Don’t be shocked by headlines that write about the growing gap – don’t look to poor countries in the South – look to schools in your own city.

 

Teaching as Resisting: Using Social Media in Difficult Times

“Schools should not, in other words, be responsive, welcoming, or servile in the face of change, but should be bulwarks against it. Schools should be the high point from which to watch the flood.”

Gary Chapman The Not School discussion of Neil Postman’s Amusing Ourselves to Death

I read Neil Postman’s book Teaching as a Conserving Activity when I was in teacher’s college.  Something stuck with me, although I haven’t read it in over 31 years. To me, there was an important message in this book.  Education needs to stand in resistance to the dominant culture.

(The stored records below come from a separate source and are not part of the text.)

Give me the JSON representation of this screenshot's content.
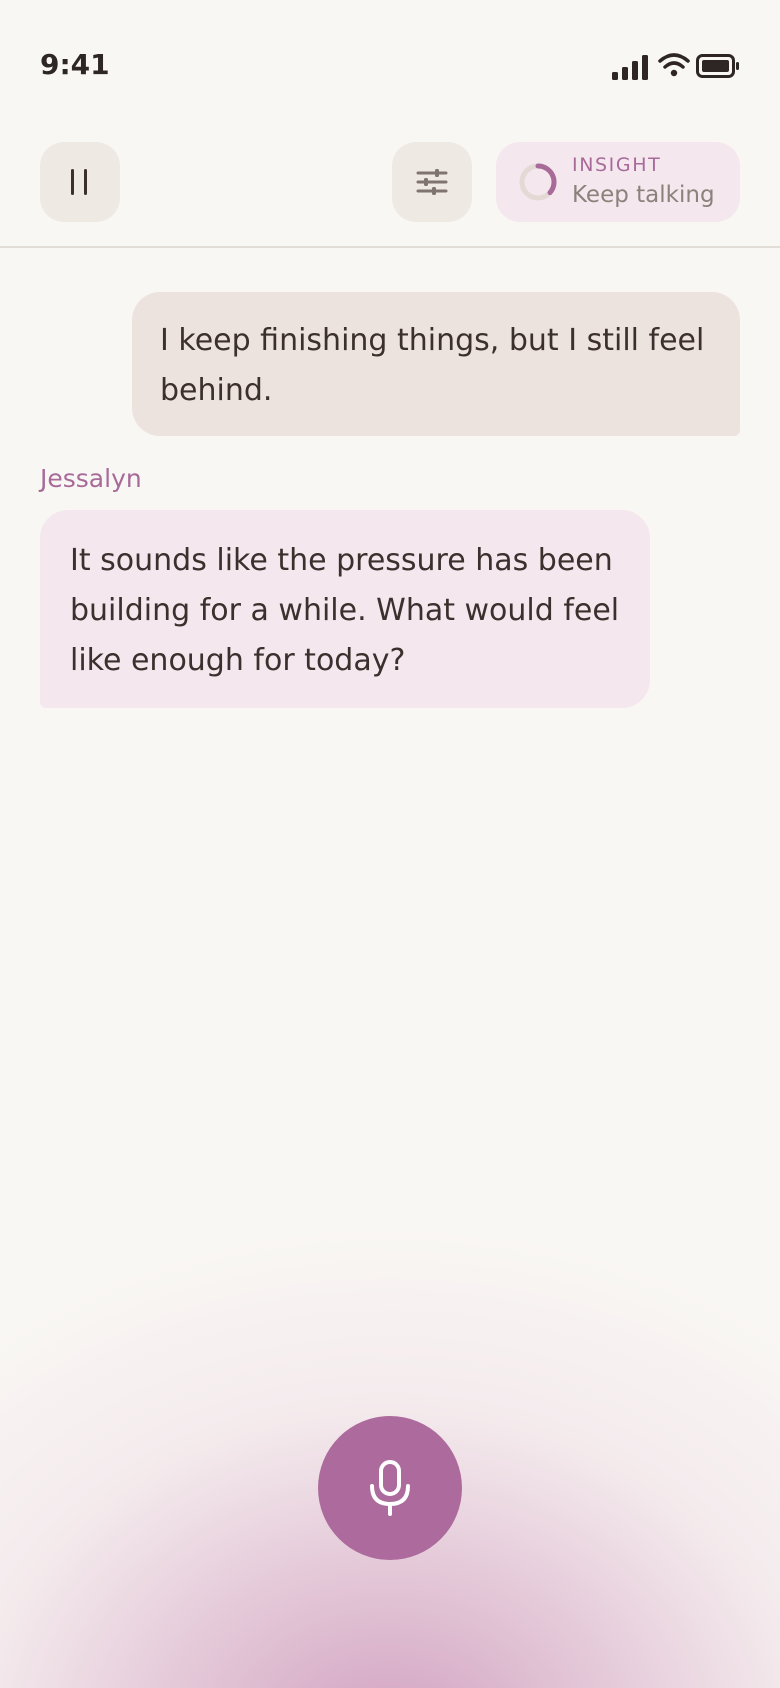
{
  "status_bar": {
    "time": "9:41"
  },
  "header": {
    "pause_icon": "pause-icon",
    "settings_icon": "sliders-icon",
    "insight": {
      "label": "INSIGHT",
      "status": "Keep talking"
    }
  },
  "conversation": {
    "messages": [
      {
        "role": "user",
        "text": "I keep finishing things, but I still feel behind."
      },
      {
        "role": "assistant",
        "speaker": "Jessalyn",
        "text": "It sounds like the pressure has been building for a while. What would feel like enough for today?"
      }
    ]
  },
  "mic": {
    "icon": "microphone-icon"
  },
  "colors": {
    "accent": "#ad6b9d",
    "background": "#f9f7f4",
    "user_bubble": "#ede3de",
    "assistant_bubble": "#f4e7ee"
  }
}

I have always seen the educator’s role as that of a subversive.  We need to resist the dominant culture and teach our children to be critical thinkers.

This is more important now than ever.

For most of us, we are living under a truly evil leader for the first time. This happens, it just hasn’t happened to us before.

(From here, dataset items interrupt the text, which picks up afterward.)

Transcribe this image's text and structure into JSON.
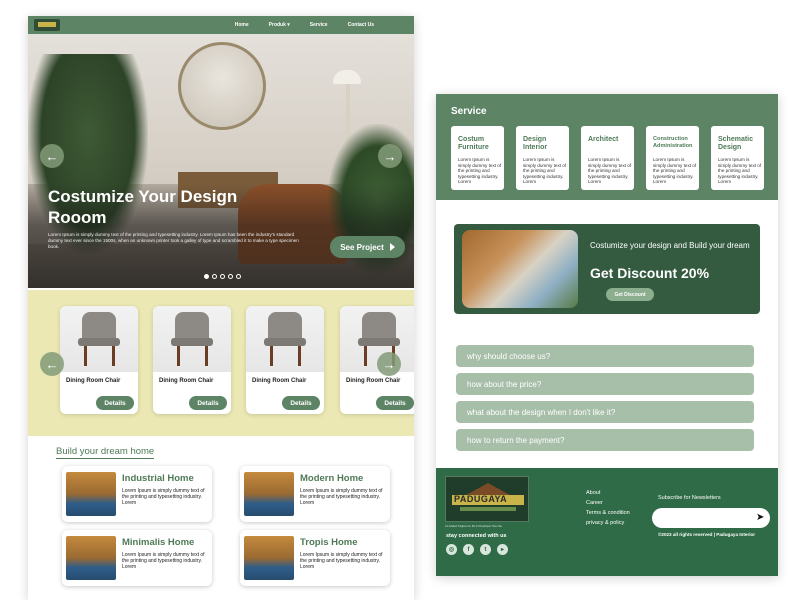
{
  "left_page": {
    "nav": {
      "links": [
        "Home",
        "Produk ▾",
        "Service",
        "Contact Us"
      ]
    },
    "hero": {
      "title": "Costumize Your Design Rooom",
      "description": "Lorem Ipsum is simply dummy text of the printing and typesetting industry. Lorem Ipsum has been the industry's standard dummy text ever since the 1500s, when an unknown printer took a galley of type and scrambled it to make a type specimen book.",
      "cta_label": "See Project",
      "slide_count": 5,
      "active_slide": 1
    },
    "products": {
      "items": [
        {
          "name": "Dining Room Chair",
          "button": "Details"
        },
        {
          "name": "Dining Room Chair",
          "button": "Details"
        },
        {
          "name": "Dining Room Chair",
          "button": "Details"
        },
        {
          "name": "Dining Room Chair",
          "button": "Details"
        }
      ]
    },
    "build": {
      "heading": "Build your dream home",
      "cards": [
        {
          "title": "Industrial Home",
          "text": "Lorem Ipsum is simply dummy text of the printing and typesetting industry. Lorem"
        },
        {
          "title": "Modern Home",
          "text": "Lorem Ipsum is simply dummy text of the printing and typesetting industry. Lorem"
        },
        {
          "title": "Minimalis Home",
          "text": "Lorem Ipsum is simply dummy text of the printing and typesetting industry. Lorem"
        },
        {
          "title": "Tropis Home",
          "text": "Lorem Ipsum is simply dummy text of the printing and typesetting industry. Lorem"
        }
      ]
    }
  },
  "right_page": {
    "service": {
      "title": "Service",
      "cards": [
        {
          "name": "Costum Furniture",
          "text": "Lorem Ipsum is simply dummy text of the printing and typesetting industry. Lorem"
        },
        {
          "name": "Design Interior",
          "text": "Lorem Ipsum is simply dummy text of the printing and typesetting industry. Lorem"
        },
        {
          "name": "Architect",
          "text": "Lorem Ipsum is simply dummy text of the printing and typesetting industry. Lorem"
        },
        {
          "name": "Construction Administration",
          "text": "Lorem Ipsum is simply dummy text of the printing and typesetting industry. Lorem"
        },
        {
          "name": "Schematic Design",
          "text": "Lorem Ipsum is simply dummy text of the printing and typesetting industry. Lorem"
        }
      ]
    },
    "promo": {
      "line1": "Costumize your design and Build your dream",
      "headline": "Get Discount 20%",
      "button": "Get Discount"
    },
    "faq": [
      "why should choose us?",
      "how about the price?",
      "what about the design when I don't like it?",
      "how to return the payment?"
    ],
    "footer": {
      "brand": "PADUGAYA",
      "tagline": "Ini Adalah Tagline Ke Bu Ki Deskripsi Toko Ibu",
      "stay_connected": "stay connected with us",
      "social": [
        "instagram-icon",
        "facebook-icon",
        "twitter-icon",
        "youtube-icon"
      ],
      "links": [
        "About",
        "Career",
        "Terms & condition",
        "privacy & policy"
      ],
      "subscribe_label": "Subscribe for Newsletters",
      "copyright": "©2023 all rights reserved | Padugaya Interior"
    }
  },
  "colors": {
    "primary_green": "#5e8466",
    "dark_green": "#2f6b46",
    "promo_green": "#345a40",
    "product_bg": "#ebe8b4",
    "faq_green": "#a7bea8"
  }
}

Donald Trump is not something that we have seen before in an American President. Denying refugees safe haven and painting them all as dangerous subversives is simply wrong and we who teach need to stand in opposition to this type of thinking.

How do we resist?

I would suggest that this is the time to really embrace social media and teach our children how to use it responsibly.  I can no longer stomach those who say that social media is dangerous and has no place in the classroom.  Those who say our students use social media just to keep up with the Kardashians are really missing the point.  The Kardashians are simply the Flintstones of a new generation.

An older generation's version of the Kardashians
An older generation’s version of the Kardashians

Let’s move on.

Social media is the best way for all of us to resist the evil that now exists in our society.  Remember this, most of us have never lived under a Pinochet, a Franco, a Mussolini.  In the days of these and other dictators, there was no light that you could shine on their evil and have it viewed by others.

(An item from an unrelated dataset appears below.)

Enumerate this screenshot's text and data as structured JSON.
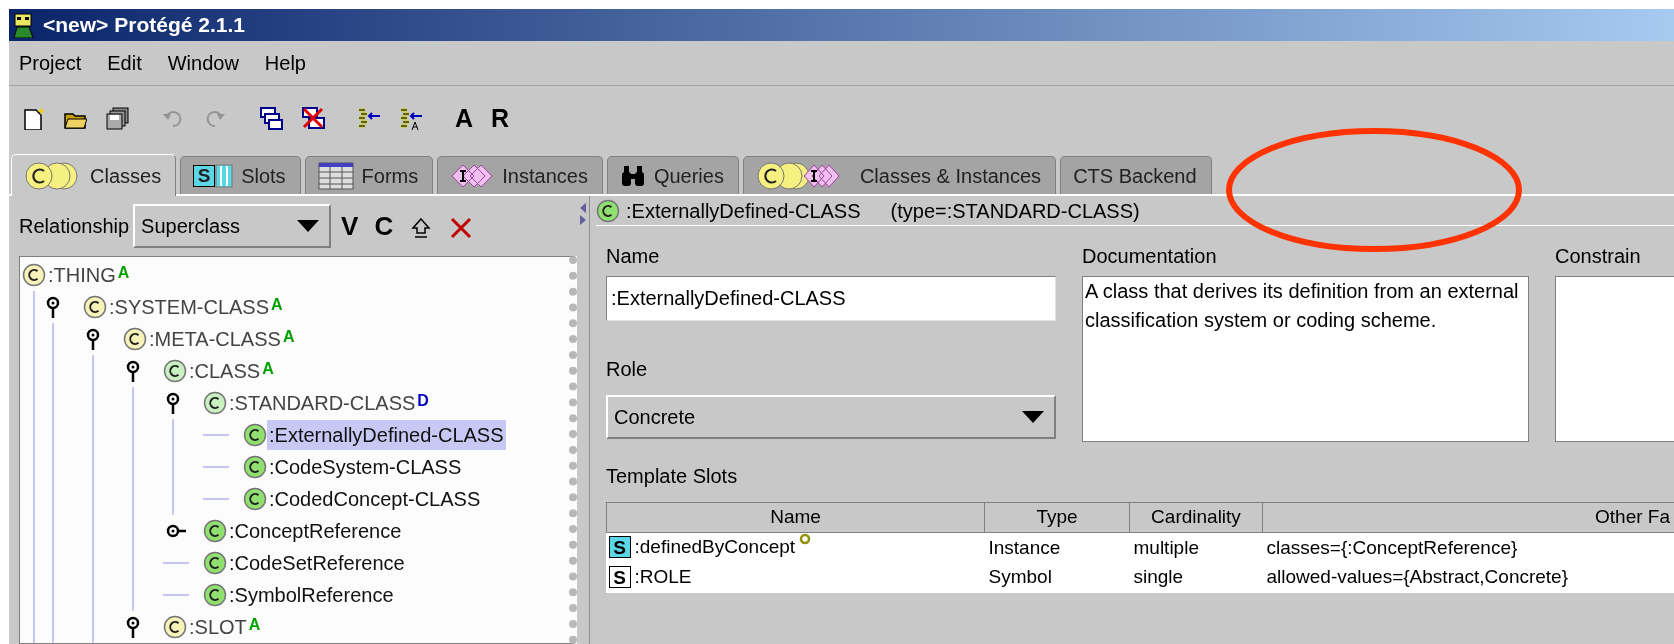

Our one hope is that the power of social media means we finally have a weapon to deal with ignorance and hate.

In 2007, a group of protesters in Suchitoto, El Salvador were abducted when they were protesting against water privatization. Their capture was caught on film and quickly uploaded to Youtube.  Ten years earlier, these protesters would have disappeared never to be seen again.

Because of social media, there was an international protest against the illegal capture and eventually, the Salvadoran Government was forced to release the protestors.

If you know anything about the slaughter of civilians during the civil war in El Salvador this was an incredible event.  International pressure fuelled by social media certainly saved the lives of these people.

Now, in 2017 we are faced with a government system that has all the earmarks of the oppressive Salvadoran regime of earlier days.  But we have the tools and as educators, we need to use them as a way to stand in opposition to racism and bigotry.

Look what is coming out daily through social media:

Ontario’s minister of health and long-term care says the province will offer to provide life-saving care to children whose surgeries have been cancelled in the United States as a result of recent travel restrictions.

“Given that this is a critical time for these ill children, our ministry and Ontario’s specialized children’s hospitals, which provide best-in-the-world care, feel the responsibility to act quickly,” Eric Hoskins said Friday.

Hoskins said it has come to the government’s attention that some critically ill children are being turned away at the U.S. border solely because of where they were born and that Canada has an obligation to respond.

CBC Ontario to provide life-saving health care to children affected by U.S. travel ban

Today, Uber also bowed to public pressure and distanced itself from the Trump government.

2017-02-03_0936

So, resistance, peaceful and respectful works.  Let’s really be educators and teach our children that this is an important time.  Tell them to use social media in an intelligent way and resist.